Book review : How human civilization struggled to preserve technology of the past

            From approximately 3150 A.D. to 3800 A.D., the monks of the Order of St. Leibowitz desperately struggled to preserve the fading knowledge of a once so great civilization of the ancients. Faced with the constant danger of extremists who believed that exposure to knowledge of the ancients would cause another chaotic world event, they had to secure this information of the ancients; often risking their lives to save it.

            Those who wished the knowledge to be destroyed were called simpletons. To preserve human history, the “…members [of the Order of St. Leibowitz] were either “bookleggers” or “memorizers,” according to the tasks assigned. The bookleggers smuggled books to the southwest desert and buried the there in kegs. The memorizers committed to rote memory entire volumes of history, sacred writings, literature, and science, in case some unfortunate book smuggler was caught tortured, and forced to reveal the location of the kegs. Meanwhile, other members of the new Order located a water hole about three days journey from the book the book cache and began building the monastery. The project, aimed at saving a small remnant of human culture from the remnant of humanity who wanted it destroyed, was then underway.” (Pg. 60)

            Storage, re-writing books and memorization were necessary because the original copies and blueprint would soon fade when exposed to light and the scorching conditions of the desert. One of the books of greatest importance in the novel was the Memorabilia. It’s contents; kept by the followers of St. Leibowitz, were vital in repossessing the lost knowledge of the ancients. Hundreds of pages of mathematical work revealed a new way to help recover the lost pages of the book. However, this process to restore the Memorabilia proved extremely slow and took decades to accomplish.

            The abbey of St. Leibowitz was under a constant threat of simpletons. Similar to the refusal to advance technologically by the Catholics around 600-1300 A.D., simpletons wished to destroy the technology of the ancients. Transporting important documents was dangerous Brother Francis in the early years of post-devastation. Bands of robbers were also a constant threat.

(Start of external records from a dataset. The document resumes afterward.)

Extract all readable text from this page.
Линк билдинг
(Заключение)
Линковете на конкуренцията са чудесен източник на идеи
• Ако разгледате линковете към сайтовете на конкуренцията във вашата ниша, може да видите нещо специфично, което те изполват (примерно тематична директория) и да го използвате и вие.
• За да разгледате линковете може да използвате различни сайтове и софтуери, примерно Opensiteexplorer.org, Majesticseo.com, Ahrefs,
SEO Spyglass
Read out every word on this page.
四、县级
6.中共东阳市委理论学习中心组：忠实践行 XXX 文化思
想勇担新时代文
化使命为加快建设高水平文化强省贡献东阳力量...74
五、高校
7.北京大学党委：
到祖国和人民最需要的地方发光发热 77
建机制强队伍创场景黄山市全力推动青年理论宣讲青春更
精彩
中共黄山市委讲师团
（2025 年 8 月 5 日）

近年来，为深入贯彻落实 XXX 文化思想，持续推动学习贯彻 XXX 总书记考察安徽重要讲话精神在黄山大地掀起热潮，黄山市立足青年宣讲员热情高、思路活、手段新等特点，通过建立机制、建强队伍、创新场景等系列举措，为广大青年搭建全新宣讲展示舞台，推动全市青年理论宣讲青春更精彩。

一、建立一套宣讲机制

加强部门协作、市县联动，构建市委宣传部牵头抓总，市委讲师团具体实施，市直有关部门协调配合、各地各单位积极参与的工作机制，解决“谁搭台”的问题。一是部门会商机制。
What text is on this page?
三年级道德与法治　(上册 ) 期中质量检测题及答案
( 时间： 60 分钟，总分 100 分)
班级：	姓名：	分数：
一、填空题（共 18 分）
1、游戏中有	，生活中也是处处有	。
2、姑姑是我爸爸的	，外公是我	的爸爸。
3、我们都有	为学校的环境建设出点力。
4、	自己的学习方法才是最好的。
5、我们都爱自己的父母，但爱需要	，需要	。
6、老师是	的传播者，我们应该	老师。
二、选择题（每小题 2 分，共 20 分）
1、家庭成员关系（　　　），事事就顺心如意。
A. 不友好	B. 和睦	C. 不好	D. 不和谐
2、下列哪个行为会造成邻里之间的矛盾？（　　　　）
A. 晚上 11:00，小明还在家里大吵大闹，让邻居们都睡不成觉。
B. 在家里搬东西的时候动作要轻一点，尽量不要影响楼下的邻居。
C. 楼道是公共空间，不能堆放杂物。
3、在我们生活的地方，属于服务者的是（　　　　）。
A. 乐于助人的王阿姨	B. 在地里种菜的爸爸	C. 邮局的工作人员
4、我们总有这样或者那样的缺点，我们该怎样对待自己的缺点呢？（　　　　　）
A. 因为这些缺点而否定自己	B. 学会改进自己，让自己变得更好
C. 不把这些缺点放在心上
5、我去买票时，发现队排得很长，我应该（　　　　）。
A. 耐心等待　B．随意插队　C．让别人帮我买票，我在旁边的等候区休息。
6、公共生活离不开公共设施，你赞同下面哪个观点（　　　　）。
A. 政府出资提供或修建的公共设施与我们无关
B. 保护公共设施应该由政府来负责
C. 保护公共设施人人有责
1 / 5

Hundreds of years later, the world replenished it’s knowledge to even a further extent than today. Cars, planes, and even starships were common. From this knowledge, a new destructive force came out against the abbey of St. Leibowitz; this was the invention and destructive use of nuclear warfare. “Are we doomed to it, Lord, chained to the pendulum of our own mad clockwork, helpless to halt its swing?” (Pg. 245) Unfortunately the world hadn’t learned from its previous mistake. Without any explanation as to why, nuclear “testing” became too fierce. Eventually over two million people died and eventually the abbey was blown to bits with the silent gnawing power of radiation. Those who were responsible for the worlds recover became responsible for its extinction. They had led humanity into another Dark Age.

As the saying goes “The only thing we learn from history is that we don’t learn from history.” History repeats itself time and time again. Those who struggled to restore and preserve the knowledge of the ancients eventually became the cause of another fall of humanity. Perhaps it would have been better if the simpletons had destroyed all the ancient’s books in the first place. All these questions boil down to a reality. Have we gone too far?